Sbarcare è un verbo multiuso, ma non solo per questo è in voga come non mai, quasi conteso, tra gli innumerevoli spunti di cronaca e la memoria lunga, anzi l’epopea del 'toccare terra'. È da mezzo secolo, tuttavia, che la terra ha perso l’esclusiva del suolo di approdo. Quanto se n’è detto e scritto in questi giorni di luglio: anche dell’uomo che ha messo piede sulla Luna si è parlato di sbarco. Certo, da una navicella che, invece del mare solcava lo spazio, ma che, allo stesso modo, era partita in cerca di un porto sicuro, sebbene non ancora esplorato e quindi del tutto ignoto.

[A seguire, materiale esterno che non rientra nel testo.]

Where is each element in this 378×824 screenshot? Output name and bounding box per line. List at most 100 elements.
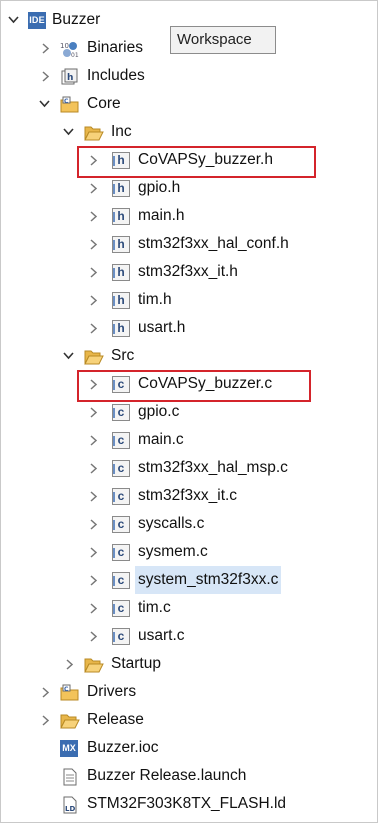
tree-item-drivers[interactable]: C Drivers (0, 678, 378, 706)
chevron-right-icon[interactable] (88, 510, 102, 538)
chevron-right-icon[interactable] (88, 230, 102, 258)
tree-item-source-file[interactable]: c gpio.c (0, 398, 378, 426)
chevron-right-icon[interactable] (88, 286, 102, 314)
chevron-down-icon[interactable] (38, 90, 52, 118)
tree-item-label: Startup (111, 655, 161, 672)
tree-item-source-file[interactable]: c stm32f3xx_it.c (0, 482, 378, 510)
chevron-right-icon[interactable] (88, 454, 102, 482)
chevron-right-icon[interactable] (88, 538, 102, 566)
tree-item-launch-file[interactable]: Buzzer Release.launch (0, 762, 378, 790)
tree-item-src[interactable]: Src (0, 342, 378, 370)
tree-item-label: Includes (87, 67, 145, 84)
header-file-icon: h (112, 208, 130, 225)
tree-item-label: gpio.c (138, 403, 180, 420)
ide-project-icon: IDE (28, 12, 46, 29)
tree-item-label: stm32f3xx_hal_conf.h (138, 235, 289, 252)
source-file-icon: c (112, 460, 130, 477)
tree-item-startup[interactable]: Startup (0, 650, 378, 678)
tree-item-header-file[interactable]: h stm32f3xx_hal_conf.h (0, 230, 378, 258)
chevron-right-icon[interactable] (40, 678, 54, 706)
tree-item-label: usart.h (138, 319, 186, 336)
tree-item-release[interactable]: Release (0, 706, 378, 734)
tree-item-label: Buzzer.ioc (87, 739, 159, 756)
document-icon (62, 768, 80, 786)
tree-item-label: gpio.h (138, 179, 181, 196)
project-tree: IDE Buzzer 10 01 Binaries h Includes C Co… (0, 6, 378, 818)
header-file-icon: h (112, 236, 130, 253)
header-file-icon: h (112, 180, 130, 197)
tree-item-header-file[interactable]: h gpio.h (0, 174, 378, 202)
tree-item-label: STM32F303K8TX_FLASH.ld (87, 795, 287, 812)
chevron-right-icon[interactable] (40, 34, 54, 62)
highlight-box-header (77, 146, 316, 178)
tree-item-core[interactable]: C Core (0, 90, 378, 118)
chevron-right-icon[interactable] (40, 706, 54, 734)
source-file-icon: c (112, 404, 130, 421)
tree-item-label: sysmem.c (138, 543, 208, 560)
folder-open-icon (84, 348, 104, 365)
binaries-icon: 10 01 (60, 40, 79, 59)
chevron-right-icon[interactable] (88, 594, 102, 622)
header-file-icon: h (112, 320, 130, 337)
chevron-right-icon[interactable] (88, 426, 102, 454)
tree-item-source-file[interactable]: c usart.c (0, 622, 378, 650)
folder-open-icon (84, 124, 104, 141)
tree-item-header-file[interactable]: h main.h (0, 202, 378, 230)
tree-item-source-file[interactable]: c sysmem.c (0, 538, 378, 566)
tree-item-source-file[interactable]: c tim.c (0, 594, 378, 622)
tree-item-linker-file[interactable]: LD STM32F303K8TX_FLASH.ld (0, 790, 378, 818)
tree-item-label: syscalls.c (138, 515, 205, 532)
svg-text:C: C (64, 98, 69, 105)
tree-item-label: Release (87, 711, 144, 728)
includes-icon: h (60, 68, 78, 85)
tree-item-header-file[interactable]: h usart.h (0, 314, 378, 342)
tree-item-header-file[interactable]: h tim.h (0, 286, 378, 314)
tree-item-label: main.c (138, 431, 184, 448)
tree-item-label: usart.c (138, 627, 185, 644)
chevron-down-icon[interactable] (62, 118, 76, 146)
source-file-icon: c (112, 628, 130, 645)
tree-item-source-file-selected[interactable]: c system_stm32f3xx.c (0, 566, 378, 594)
source-file-icon: c (112, 432, 130, 449)
source-file-icon: c (112, 516, 130, 533)
chevron-right-icon[interactable] (88, 258, 102, 286)
tree-item-ioc-file[interactable]: MX Buzzer.ioc (0, 734, 378, 762)
chevron-right-icon[interactable] (88, 398, 102, 426)
chevron-right-icon[interactable] (88, 482, 102, 510)
svg-text:LD: LD (65, 805, 75, 813)
source-file-icon: c (112, 600, 130, 617)
tree-item-label: Core (87, 95, 121, 112)
header-file-icon: h (112, 292, 130, 309)
source-folder-icon: C (60, 96, 79, 113)
tree-item-label: Buzzer (52, 11, 101, 28)
tree-item-label: stm32f3xx_hal_msp.c (138, 459, 288, 476)
chevron-right-icon[interactable] (88, 566, 102, 594)
chevron-down-icon[interactable] (62, 342, 76, 370)
tree-item-header-file[interactable]: h stm32f3xx_it.h (0, 258, 378, 286)
tree-item-source-file[interactable]: c main.c (0, 426, 378, 454)
tree-item-source-file[interactable]: c stm32f3xx_hal_msp.c (0, 454, 378, 482)
chevron-right-icon[interactable] (88, 202, 102, 230)
tree-item-label: stm32f3xx_it.h (138, 263, 238, 280)
tree-item-inc[interactable]: Inc (0, 118, 378, 146)
tree-item-source-file[interactable]: c syscalls.c (0, 510, 378, 538)
tree-item-label: stm32f3xx_it.c (138, 487, 238, 504)
chevron-right-icon[interactable] (88, 174, 102, 202)
tree-item-label: main.h (138, 207, 185, 224)
chevron-right-icon[interactable] (40, 62, 54, 90)
chevron-right-icon[interactable] (88, 622, 102, 650)
chevron-right-icon[interactable] (64, 650, 78, 678)
folder-icon (84, 656, 104, 673)
highlight-box-source (77, 370, 311, 402)
tree-item-label: tim.c (138, 599, 171, 616)
svg-text:C: C (64, 686, 69, 693)
tree-item-label: tim.h (138, 291, 172, 308)
source-file-icon: c (112, 544, 130, 561)
tree-item-label: Binaries (87, 39, 143, 56)
tree-item-label: Drivers (87, 683, 137, 700)
chevron-right-icon[interactable] (88, 314, 102, 342)
chevron-down-icon[interactable] (7, 6, 21, 34)
workspace-tooltip: Workspace (170, 26, 276, 54)
tree-item-includes[interactable]: h Includes (0, 62, 378, 90)
tree-item-label: system_stm32f3xx.c (135, 566, 282, 594)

Cinquanta anni dopo quell’enorme passo dell’umanità, è difficile non considerare l’interferenza che esso oggi provoca, anche in maniera inconsapevole, di fronte a una realtà che, sfidando anche la storia, parla un linguaggio tutto diverso. Sbarcare, oltre che un verbo, è diventato il grande interrogativo, anzi il miraggio, di un popolo dalle tante - troppe - bandiere tutte macchiate di soprusi, di tirannie e di guerre, che dal mare è costretto a cercare riparo su una terra nuova. Non si tratta evidentemente di esplorazioni: non cercano la Luna quei disperati che mettono in gioco anche la vita per dare sponda alle speranze.